Nous n’insisterons pas davantage sur ce côté délicat des dangers pratiques de la théorie anglaise. Ce que nous avons dit suffit à faire concevoir combien cette théorie, en passant des bouches les moins suspectes dans des esprits inexpérimentés ou violens, et de livres purement philosophiques dans le domaine des faits, peut amener de désordres ; nous laisserons à la mémoire et à la réflexion de chacun le soin de conclure à cet égard. Un dernier ordre de considérations maintenant, non moins utile à envisager que les deux autres, l’ordre des considérations politiques, doit fixer quelques instans notre attention.

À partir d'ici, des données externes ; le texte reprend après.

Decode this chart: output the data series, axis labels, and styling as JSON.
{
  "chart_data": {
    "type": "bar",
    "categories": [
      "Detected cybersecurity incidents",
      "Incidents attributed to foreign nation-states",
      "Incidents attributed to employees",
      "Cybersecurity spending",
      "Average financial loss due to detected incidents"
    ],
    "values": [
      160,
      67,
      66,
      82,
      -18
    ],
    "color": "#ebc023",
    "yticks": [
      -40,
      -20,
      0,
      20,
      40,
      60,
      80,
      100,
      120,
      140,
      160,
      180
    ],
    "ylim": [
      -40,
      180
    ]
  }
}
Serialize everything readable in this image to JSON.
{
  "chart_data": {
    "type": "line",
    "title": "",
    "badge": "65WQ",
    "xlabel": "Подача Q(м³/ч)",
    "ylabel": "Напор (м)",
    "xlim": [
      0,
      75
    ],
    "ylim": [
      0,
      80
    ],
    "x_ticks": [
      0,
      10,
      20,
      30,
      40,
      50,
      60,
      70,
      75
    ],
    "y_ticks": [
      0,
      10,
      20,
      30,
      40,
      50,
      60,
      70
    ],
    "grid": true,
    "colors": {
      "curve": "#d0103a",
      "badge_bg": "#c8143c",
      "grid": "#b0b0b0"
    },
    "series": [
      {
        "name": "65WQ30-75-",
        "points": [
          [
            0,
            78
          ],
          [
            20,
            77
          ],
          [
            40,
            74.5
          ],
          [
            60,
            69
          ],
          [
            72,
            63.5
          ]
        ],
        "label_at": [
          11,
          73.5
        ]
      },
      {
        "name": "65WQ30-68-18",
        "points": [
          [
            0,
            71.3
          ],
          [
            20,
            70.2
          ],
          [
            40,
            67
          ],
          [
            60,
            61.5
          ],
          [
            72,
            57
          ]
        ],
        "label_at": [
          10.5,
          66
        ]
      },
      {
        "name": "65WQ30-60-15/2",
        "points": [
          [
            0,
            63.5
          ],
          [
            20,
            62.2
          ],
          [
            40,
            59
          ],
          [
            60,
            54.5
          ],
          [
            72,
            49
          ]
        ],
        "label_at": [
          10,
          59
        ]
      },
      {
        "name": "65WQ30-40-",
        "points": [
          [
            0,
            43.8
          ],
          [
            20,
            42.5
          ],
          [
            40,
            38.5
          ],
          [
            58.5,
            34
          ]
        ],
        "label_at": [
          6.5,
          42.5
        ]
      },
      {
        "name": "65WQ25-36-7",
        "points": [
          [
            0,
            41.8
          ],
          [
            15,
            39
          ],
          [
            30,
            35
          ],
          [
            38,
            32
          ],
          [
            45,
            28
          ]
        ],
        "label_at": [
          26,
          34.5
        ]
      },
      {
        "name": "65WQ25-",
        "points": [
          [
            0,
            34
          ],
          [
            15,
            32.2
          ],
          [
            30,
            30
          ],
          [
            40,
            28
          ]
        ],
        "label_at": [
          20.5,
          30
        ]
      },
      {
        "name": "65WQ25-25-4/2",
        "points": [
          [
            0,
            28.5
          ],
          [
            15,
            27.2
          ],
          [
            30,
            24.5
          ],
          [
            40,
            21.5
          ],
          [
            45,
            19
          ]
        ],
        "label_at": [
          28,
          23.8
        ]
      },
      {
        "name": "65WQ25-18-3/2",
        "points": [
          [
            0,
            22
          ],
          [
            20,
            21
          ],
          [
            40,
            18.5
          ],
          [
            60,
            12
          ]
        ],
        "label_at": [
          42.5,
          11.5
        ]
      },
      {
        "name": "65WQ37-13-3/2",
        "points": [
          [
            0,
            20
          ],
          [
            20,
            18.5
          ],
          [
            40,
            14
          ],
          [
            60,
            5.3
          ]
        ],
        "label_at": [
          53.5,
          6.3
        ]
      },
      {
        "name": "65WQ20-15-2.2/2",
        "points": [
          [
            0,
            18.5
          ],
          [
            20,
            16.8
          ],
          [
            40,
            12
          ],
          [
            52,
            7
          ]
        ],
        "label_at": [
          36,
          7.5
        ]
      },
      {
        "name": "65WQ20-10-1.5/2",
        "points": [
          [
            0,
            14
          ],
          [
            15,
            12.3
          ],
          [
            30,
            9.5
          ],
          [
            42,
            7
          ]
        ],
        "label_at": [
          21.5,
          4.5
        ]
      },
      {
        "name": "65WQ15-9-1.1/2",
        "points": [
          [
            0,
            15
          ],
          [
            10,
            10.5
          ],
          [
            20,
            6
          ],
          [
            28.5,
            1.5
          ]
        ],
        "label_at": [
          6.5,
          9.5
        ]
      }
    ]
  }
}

Il est assez naturel que l’économie politique, comme avec grande raison selon nous elle s’appelle, soit une science dont les découvertes et les tendances aient un intérêt réel pour l’administration tant intérieure qu’extérieure des états. La manière la plus fructueuse et la plus désirable possible de produire et de distribuer la richesse au sein d’une société particulière et entre toutes les sociétés du globe est même un des objets les plus importans à observer par les gouvernemens ; aussi les systèmes que bâtissent dans cette visée les économistes ont-ils à la fois un attrait et une portée politique incontestables. Recommander tel régime agricole, industriel ou commercial, de préférence à un autre, ce n’est pas seulement une affaire de pure philosophie, c’est aussi et surtout un acte direct d’intervention dans la politique existante du pays où l’on vit et de tous les pays du monde, et quant à la portée de cet acte, on peut être assuré qu’elle se révèlera tôt ou tard par des effets pratiques bons ou mauvais, selon qu’il aura été ou réfléchi ou téméraire, car il en est du monde moral comme du monde matériel, et on peut dire de celui-là ce qu’un sage disait de celui-ci : Il ne s’y fait rien en vain. L’esprit politique de la théorie de l’école anglaise, tant au point de vue purement abstrait et de simple philosophie qu’au point de vue pratique, c’est-à-dire d’application et de propagande, mérite donc d’être attentivement considéré.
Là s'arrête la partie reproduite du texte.